The design of process can become another example of the continual and ongoing colonisation by non-Indigenous people of the frameworks and spaces that should be negotiated and shared fairly and equally with Indigenous peoples. There is no one theory or model that will enable the perfect understanding of cultural differences.  There has been rejection of dualistic and simplistic ways of seeing cultures and cultural difference.  Yet this ignores, that in adversarial climates, such as those surrounding native title, the individuals and groups involved hold many negative and stereotypical views about each other. They also often take for granted their assumptions about themselves and their own motivations.  Processes need to be robust enough to include the range of cultural needs and should enable people to move from abstracted understandings to meaningful relationships and connections.  By enabling groups to jointly explore their own issues and histories ‘unmediated’ by experts.  The processes in South Australia are building foundations of genuine understanding and they are doing so by creating opportunities for dialogue and relationship to emerge between, within and across cultures.
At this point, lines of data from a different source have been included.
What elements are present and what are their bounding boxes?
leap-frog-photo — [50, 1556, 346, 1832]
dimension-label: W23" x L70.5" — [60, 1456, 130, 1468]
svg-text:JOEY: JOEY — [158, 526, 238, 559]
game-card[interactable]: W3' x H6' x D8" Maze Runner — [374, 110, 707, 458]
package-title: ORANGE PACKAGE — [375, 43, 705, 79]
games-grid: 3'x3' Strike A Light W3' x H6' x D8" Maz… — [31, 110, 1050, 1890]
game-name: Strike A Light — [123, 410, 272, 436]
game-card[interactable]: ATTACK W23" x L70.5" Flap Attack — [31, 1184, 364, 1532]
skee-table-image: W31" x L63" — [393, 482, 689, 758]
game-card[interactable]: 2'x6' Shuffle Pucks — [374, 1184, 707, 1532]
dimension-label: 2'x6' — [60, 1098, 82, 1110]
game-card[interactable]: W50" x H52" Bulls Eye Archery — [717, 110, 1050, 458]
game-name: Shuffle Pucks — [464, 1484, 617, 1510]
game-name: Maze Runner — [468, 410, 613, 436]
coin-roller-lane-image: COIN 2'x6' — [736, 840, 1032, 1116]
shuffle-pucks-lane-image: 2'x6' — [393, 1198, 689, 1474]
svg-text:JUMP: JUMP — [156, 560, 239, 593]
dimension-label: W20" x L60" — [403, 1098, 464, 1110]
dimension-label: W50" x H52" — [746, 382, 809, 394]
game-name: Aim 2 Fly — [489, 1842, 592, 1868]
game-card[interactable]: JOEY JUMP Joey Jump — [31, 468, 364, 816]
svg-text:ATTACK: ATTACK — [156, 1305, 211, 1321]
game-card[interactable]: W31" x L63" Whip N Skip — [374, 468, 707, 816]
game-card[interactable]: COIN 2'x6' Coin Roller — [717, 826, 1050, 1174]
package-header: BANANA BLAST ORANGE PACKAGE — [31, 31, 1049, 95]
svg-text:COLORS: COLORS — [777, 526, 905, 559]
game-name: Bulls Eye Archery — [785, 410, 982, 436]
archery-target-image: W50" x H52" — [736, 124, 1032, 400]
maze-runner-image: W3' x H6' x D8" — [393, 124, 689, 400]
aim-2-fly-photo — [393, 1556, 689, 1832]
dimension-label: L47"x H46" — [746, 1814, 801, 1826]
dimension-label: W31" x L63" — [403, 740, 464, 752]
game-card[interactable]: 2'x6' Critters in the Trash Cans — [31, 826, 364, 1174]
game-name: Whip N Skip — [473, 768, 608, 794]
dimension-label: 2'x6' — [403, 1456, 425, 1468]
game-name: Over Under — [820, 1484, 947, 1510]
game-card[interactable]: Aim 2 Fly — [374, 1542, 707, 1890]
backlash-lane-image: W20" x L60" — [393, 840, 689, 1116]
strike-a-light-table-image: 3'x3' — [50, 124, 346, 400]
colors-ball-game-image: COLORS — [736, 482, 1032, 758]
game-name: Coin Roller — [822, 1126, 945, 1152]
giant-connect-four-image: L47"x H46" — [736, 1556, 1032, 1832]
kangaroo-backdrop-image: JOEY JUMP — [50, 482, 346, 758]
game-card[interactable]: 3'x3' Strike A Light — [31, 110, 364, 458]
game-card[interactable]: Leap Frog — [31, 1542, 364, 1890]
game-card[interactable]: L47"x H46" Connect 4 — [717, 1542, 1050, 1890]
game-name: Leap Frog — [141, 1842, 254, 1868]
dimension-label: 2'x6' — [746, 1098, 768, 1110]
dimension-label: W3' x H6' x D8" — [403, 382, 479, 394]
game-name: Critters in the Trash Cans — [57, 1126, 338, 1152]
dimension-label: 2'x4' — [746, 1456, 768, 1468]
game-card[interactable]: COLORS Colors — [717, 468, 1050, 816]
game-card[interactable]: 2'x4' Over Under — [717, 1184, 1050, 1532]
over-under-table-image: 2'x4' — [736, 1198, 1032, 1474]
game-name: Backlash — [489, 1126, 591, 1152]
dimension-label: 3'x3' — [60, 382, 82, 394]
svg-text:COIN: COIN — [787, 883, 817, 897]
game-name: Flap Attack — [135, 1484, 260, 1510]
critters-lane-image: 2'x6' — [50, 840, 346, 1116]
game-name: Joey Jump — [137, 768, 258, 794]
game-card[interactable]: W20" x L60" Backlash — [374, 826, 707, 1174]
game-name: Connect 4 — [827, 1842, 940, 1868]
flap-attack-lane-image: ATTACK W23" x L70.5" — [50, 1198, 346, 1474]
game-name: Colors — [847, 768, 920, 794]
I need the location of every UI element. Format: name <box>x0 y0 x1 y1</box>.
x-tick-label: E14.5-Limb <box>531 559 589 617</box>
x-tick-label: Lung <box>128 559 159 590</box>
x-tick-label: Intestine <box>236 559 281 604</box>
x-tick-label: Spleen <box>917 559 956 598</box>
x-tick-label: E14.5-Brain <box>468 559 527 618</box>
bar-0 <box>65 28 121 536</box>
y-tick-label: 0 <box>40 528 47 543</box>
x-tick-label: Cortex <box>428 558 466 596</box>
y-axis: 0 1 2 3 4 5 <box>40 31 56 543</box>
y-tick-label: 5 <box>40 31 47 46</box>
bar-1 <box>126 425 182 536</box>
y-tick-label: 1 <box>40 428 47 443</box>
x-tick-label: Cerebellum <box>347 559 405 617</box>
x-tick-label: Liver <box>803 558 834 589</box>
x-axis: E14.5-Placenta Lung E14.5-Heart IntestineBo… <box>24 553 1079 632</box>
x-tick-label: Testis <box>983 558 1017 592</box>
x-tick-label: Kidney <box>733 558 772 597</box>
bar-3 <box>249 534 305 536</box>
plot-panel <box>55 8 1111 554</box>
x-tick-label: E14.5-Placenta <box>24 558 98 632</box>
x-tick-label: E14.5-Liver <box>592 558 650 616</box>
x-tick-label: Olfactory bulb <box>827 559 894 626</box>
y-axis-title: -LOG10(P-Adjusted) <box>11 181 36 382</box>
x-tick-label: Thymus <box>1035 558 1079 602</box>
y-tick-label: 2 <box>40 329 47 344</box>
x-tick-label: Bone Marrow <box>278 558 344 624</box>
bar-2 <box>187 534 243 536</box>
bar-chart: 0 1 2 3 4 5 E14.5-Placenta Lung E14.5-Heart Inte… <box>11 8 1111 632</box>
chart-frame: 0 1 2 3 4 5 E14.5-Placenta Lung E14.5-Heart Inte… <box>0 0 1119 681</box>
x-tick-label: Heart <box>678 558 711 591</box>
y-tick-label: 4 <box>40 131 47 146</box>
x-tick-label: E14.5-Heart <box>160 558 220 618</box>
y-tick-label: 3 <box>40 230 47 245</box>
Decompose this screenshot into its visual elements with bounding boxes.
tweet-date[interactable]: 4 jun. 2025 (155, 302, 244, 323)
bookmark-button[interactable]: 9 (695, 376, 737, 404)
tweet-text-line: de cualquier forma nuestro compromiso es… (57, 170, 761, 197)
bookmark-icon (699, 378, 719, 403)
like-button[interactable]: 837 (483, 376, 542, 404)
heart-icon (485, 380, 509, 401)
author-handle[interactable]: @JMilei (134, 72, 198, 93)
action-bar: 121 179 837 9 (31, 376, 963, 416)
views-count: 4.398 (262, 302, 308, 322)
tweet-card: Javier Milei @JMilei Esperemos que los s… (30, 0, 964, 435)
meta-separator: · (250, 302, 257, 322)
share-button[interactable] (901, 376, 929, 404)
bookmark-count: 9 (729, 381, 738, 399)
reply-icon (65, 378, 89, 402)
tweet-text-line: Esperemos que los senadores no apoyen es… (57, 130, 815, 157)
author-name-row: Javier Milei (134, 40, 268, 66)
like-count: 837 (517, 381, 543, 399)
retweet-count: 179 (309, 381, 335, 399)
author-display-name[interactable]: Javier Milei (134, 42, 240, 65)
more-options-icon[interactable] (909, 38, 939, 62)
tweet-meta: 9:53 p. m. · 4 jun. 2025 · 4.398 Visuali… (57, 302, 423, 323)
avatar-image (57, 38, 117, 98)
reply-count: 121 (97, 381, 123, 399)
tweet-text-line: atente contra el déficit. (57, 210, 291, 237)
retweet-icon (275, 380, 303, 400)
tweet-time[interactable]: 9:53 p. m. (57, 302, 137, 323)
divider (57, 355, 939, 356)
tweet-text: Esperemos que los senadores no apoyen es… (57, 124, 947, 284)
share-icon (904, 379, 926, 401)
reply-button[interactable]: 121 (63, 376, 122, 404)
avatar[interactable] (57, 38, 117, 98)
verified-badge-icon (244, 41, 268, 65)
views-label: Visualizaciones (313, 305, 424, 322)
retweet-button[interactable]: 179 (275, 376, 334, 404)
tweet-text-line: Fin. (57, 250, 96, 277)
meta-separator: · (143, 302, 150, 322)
[1]       For more details read the transcript of an interview with Eileen Shea, Climate Project Co-ordinator, East-West Centre, Honolulu, Hawaii.  Broadcast on The Science Show, 5 April 2003 at www.abc.net.au/rn

[2]       The political debate that followed the Wik decision’s conclusion that native title was able to legally co-exist with pastoral leasehold titles in some circumstances involved the development by the Commonwealth Government of a Ten Point Plan to deliver ‘bucketloads of extinguishment’ (a phrase used by the Deputy Prime Minister) and to secure certainty for all stakeholders except native title claimants.